With Beardy Paul travelling to Wales, we had arranged a stop over at my place and, of course, made some time to go fishing. I took him up to my local reservoir, Farmoor, which used to be his local before he moved down to Kent.
The weather had been pretty hot and humid recently, so we decided to get a boat. Just our luck really that on the day, while it was nice and cloudy, the wind was blowing a gale. We got there around midday and quickly motored down to the south end of F2, where we would be a sheltered a little from the worst of the wind. We decided to hook up to a buoy while we had a bite of lunch and watched the water. There was a little action on top with trout looking like they were fry bashing. We both tackled up with floaters and fry imitations. I had a floating fry on point, with a pearly pheasant tail nymph on the middle dropper and a claret diawl on the top dropper.
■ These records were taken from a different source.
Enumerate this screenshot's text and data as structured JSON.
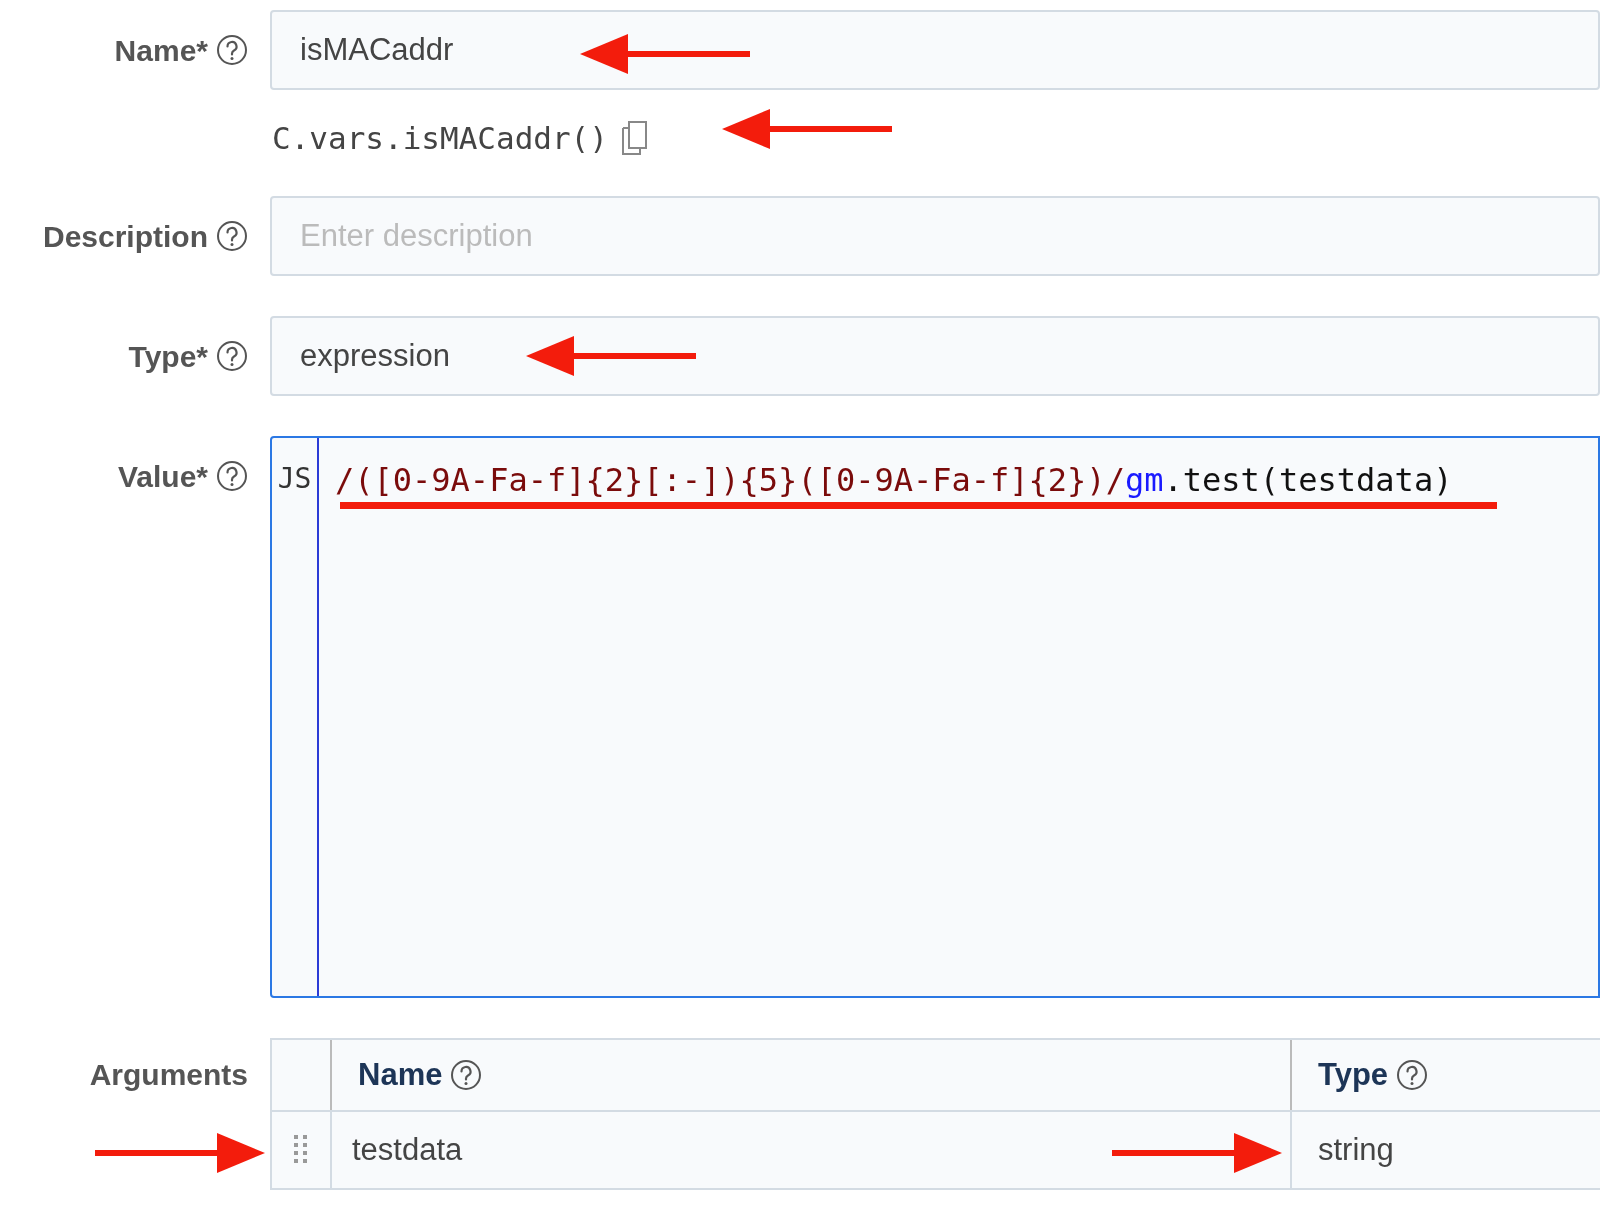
{
  "fields": [
    {
      "kind": "text",
      "label": "Name*",
      "value": "isMACaddr"
    },
    {
      "kind": "text",
      "label": "Description",
      "placeholder": "Enter description"
    },
    {
      "kind": "text",
      "label": "Type*",
      "value": "expression"
    },
    {
      "kind": "code",
      "label": "Value*",
      "language": "JS",
      "segments": [
        {
          "kind": "regex",
          "text": "/([0-9A-Fa-f]{2}[:-]){5}([0-9A-Fa-f]{2})/"
        },
        {
          "kind": "flag",
          "text": "gm"
        },
        {
          "kind": "plain",
          "text": ".test(testdata)"
        }
      ]
    }
  ],
  "reference": "C.vars.isMACaddr()",
  "arguments": {
    "label": "Arguments",
    "columns": [
      "Name",
      "Type"
    ],
    "rows": [
      [
        "testdata",
        "string"
      ]
    ]
  }
}
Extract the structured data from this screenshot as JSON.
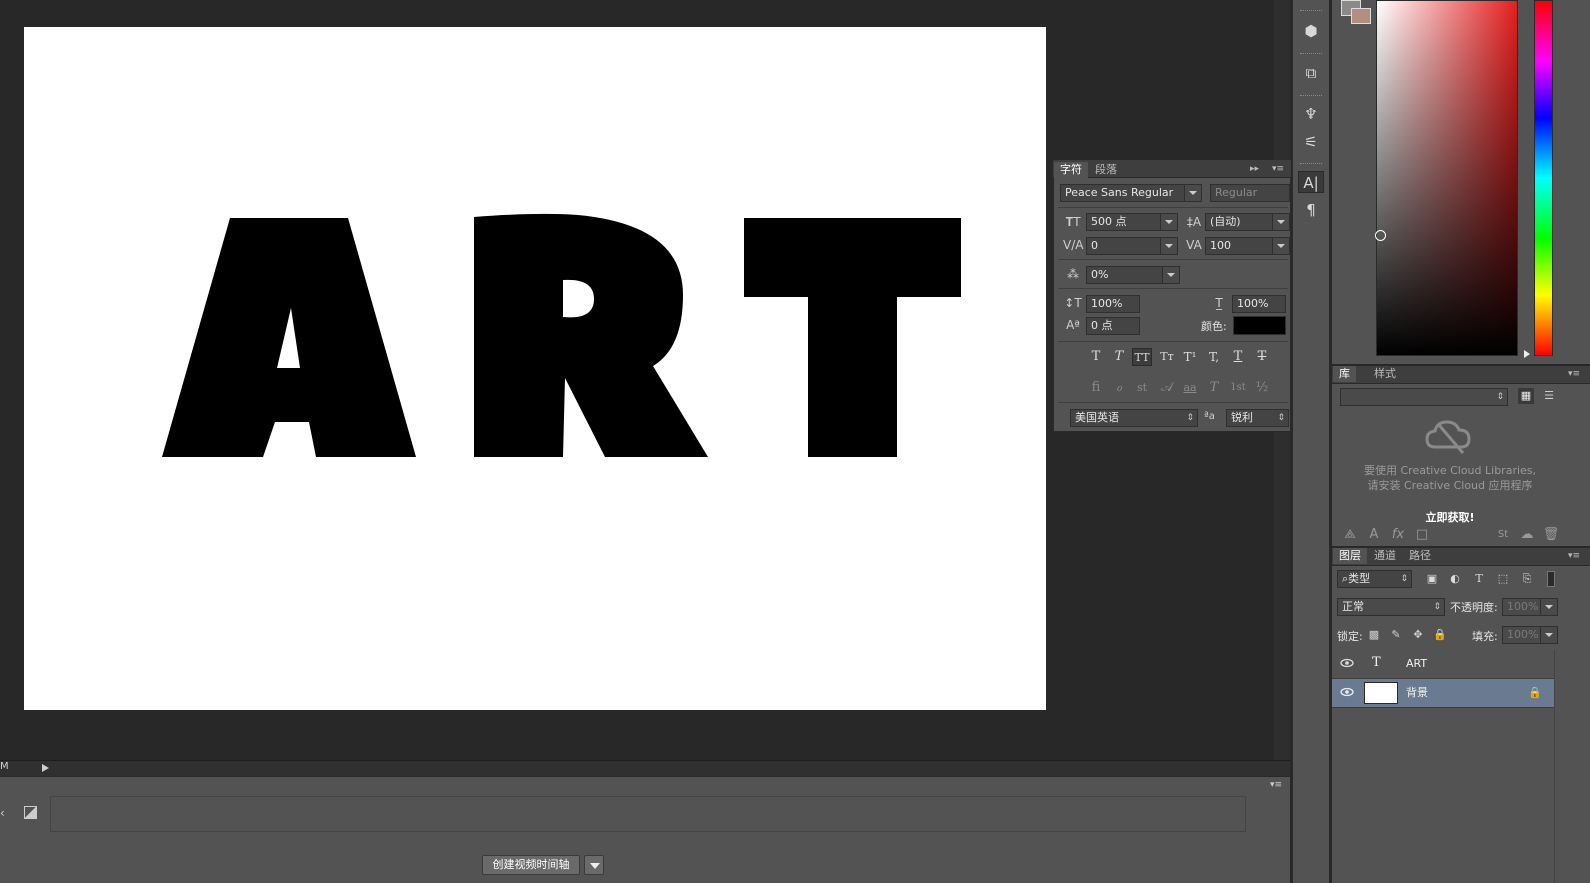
{
  "document": {
    "text_layer": "ART"
  },
  "status": {
    "text": "M"
  },
  "timeline": {
    "create_button_label": "创建视频时间轴"
  },
  "character_panel": {
    "tabs": [
      "字符",
      "段落"
    ],
    "font_family": "Peace Sans Regular",
    "font_style": "Regular",
    "font_size": "500 点",
    "leading": "(自动)",
    "kerning": "0",
    "tracking": "100",
    "tsume": "0%",
    "vertical_scale": "100%",
    "horizontal_scale": "100%",
    "baseline_shift": "0 点",
    "color_label": "颜色:",
    "color": "#000000",
    "type_buttons": [
      "T",
      "T",
      "TT",
      "Tт",
      "T¹",
      "T,",
      "T",
      "T"
    ],
    "opentype_buttons": [
      "ﬁ",
      "ℴ",
      "st",
      "𝒜",
      "aa",
      "T",
      "1st",
      "½"
    ],
    "language": "美国英语",
    "aa_label": "ªa",
    "antialias": "锐利"
  },
  "color_panel": {
    "fg_color": "#8a8a8a",
    "bg_color": "#b09080",
    "field_hue": "#e61e1e"
  },
  "library_panel": {
    "tabs": [
      "库",
      "样式"
    ],
    "message_line1": "要使用 Creative Cloud Libraries,",
    "message_line2": "请安装 Creative Cloud 应用程序",
    "cta": "立即获取!"
  },
  "layers_panel": {
    "tabs": [
      "图层",
      "通道",
      "路径"
    ],
    "filter_kind": "类型",
    "blend_mode": "正常",
    "opacity_label": "不透明度:",
    "opacity_value": "100%",
    "lock_label": "锁定:",
    "fill_label": "填充:",
    "fill_value": "100%",
    "layers": [
      {
        "name": "ART",
        "type": "text",
        "glyph": "T",
        "selected": false
      },
      {
        "name": "背景",
        "type": "background",
        "selected": true
      }
    ]
  }
}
I had a few early splashes at the floating fry but typically Beardy Paul was first to catch; he’d put a suspender minkie on point and was stripping it through the water. He’d had a few follows before finally hooking and netting a decent Farmoor rainbow. His second followed not long after to the same fly. The trout that were feeding seemed pre-occupied with fry and wanted it popped along the surface. I struggled on with a combination on nymphs and a fry imitation on point but they were not interested in anything under the surface.
The action died off later in the afternoon so we tried a few drifts with the drogue. It was pretty tricky going to be honest; the drifts started off okay in the sheltered water but as soon as we reached the full strength of the wind, we were motoring pretty quickly, even with the drogue. I picked up a small rainbow with a black hopper booby but we soon decided to get back out of the wind for the last hour or so.
We hooked onto another buoy. Beardy Paul immediately picked up another trout with a peach/pink lure (bit like an old fashioned baby doll). I decided to try some dry fly tactics with a buzzer on the dropper and managed to pick up another trout on a claret buzzer. We persisted with some dry fly options till the light faded but with no luck.
So, tricky conditions but we managed to bring five to the boat over the afternoon, which is not too bad in the depths of August. The trout, when feeding, seemed mostly interested in fry and definitely wanted to chase something stripped across the top.